Pola ini sering dimulai dari relasi yang tampak positif, namun perlahan memasuki apa yang disebut sebagai zona abu-abu, ketika batas antara perhatian wajar dan upaya eksploitasi menjadi kabur.
Psikolog anak dan remaja, Ferlita Sari, menjelaskan bahwa child grooming bukan semata persoalan perbedaan usia, melainkan berkaitan erat dengan ketimpangan kuasa dan kontrol emosional yang dibangun secara bertahap.
"Pelaku biasanya memosisikan diri sebagai sosok yang paling memahami, mendukung, dan “aman” bagi anak atau remaja," ungkapnya dalam acara Kelas Orang Tua Bersahaja Kemendukbangga, di Jakarta, Rabu (28/1/2026).
Ferlita mengingatkan orang tua agar mewaspadai zona abu-abu.

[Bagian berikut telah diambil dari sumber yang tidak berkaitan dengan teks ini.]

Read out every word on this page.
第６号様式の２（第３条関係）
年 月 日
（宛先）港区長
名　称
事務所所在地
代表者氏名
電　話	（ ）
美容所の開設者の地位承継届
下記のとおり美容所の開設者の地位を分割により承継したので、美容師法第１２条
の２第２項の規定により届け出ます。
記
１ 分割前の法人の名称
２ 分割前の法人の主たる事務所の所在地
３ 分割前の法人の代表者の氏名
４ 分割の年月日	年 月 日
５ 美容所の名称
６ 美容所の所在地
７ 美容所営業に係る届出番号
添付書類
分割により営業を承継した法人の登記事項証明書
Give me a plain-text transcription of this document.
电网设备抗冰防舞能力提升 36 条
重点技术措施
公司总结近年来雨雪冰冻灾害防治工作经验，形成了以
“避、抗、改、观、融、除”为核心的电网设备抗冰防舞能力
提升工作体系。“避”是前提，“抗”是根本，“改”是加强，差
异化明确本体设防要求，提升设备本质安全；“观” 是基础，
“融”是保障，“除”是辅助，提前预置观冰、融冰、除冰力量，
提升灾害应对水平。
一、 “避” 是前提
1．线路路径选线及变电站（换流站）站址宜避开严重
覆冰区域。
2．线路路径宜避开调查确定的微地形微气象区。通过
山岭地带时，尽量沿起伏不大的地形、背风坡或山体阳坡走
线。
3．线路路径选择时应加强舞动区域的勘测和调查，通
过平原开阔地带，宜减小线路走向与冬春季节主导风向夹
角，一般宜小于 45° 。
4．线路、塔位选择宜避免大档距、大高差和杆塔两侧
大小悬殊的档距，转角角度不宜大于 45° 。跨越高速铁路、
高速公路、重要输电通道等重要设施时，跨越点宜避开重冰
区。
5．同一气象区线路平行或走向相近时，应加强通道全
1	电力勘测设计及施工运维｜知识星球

Hal ini merujuk pada relasi yang secara kasat mata terlihat peduli dan suportif, namun memunculkan rasa tidak nyaman yang sulit dijelaskan oleh anak. "Dalam banyak kasus, sinyal awal ini kerap diabaikan karena dianggap sebagai bentuk perhatian atau kedekatan biasa," ungkapnya.
Relasi yang terlihat baik belum tentu aman. Ferlita Sari menjelaskan, hubungan mentor dengan siswa yang terlalu eksklusif, pujian berlebihan dari guru favorit, hingga komunikasi privat tokoh publik dengan penggemar dapat menjadi pintu masuk child grooming. “Bahkan relasi romantis dengan perbedaan usia yang legal secara hukum tetap berisiko jika terdapat ketimpangan pengalaman dan kontrol emosional,” ujarnya.
Dampak child grooming juga tidak berhenti ketika relasi tersebut diputus. Anak yang menjadi korban sering mengalami trauma relasional berkepanjangan, termasuk kebingungan memahami hubungan yang sehat, perasaan bersalah, serta kesulitan mempercayai orang lain di masa depan.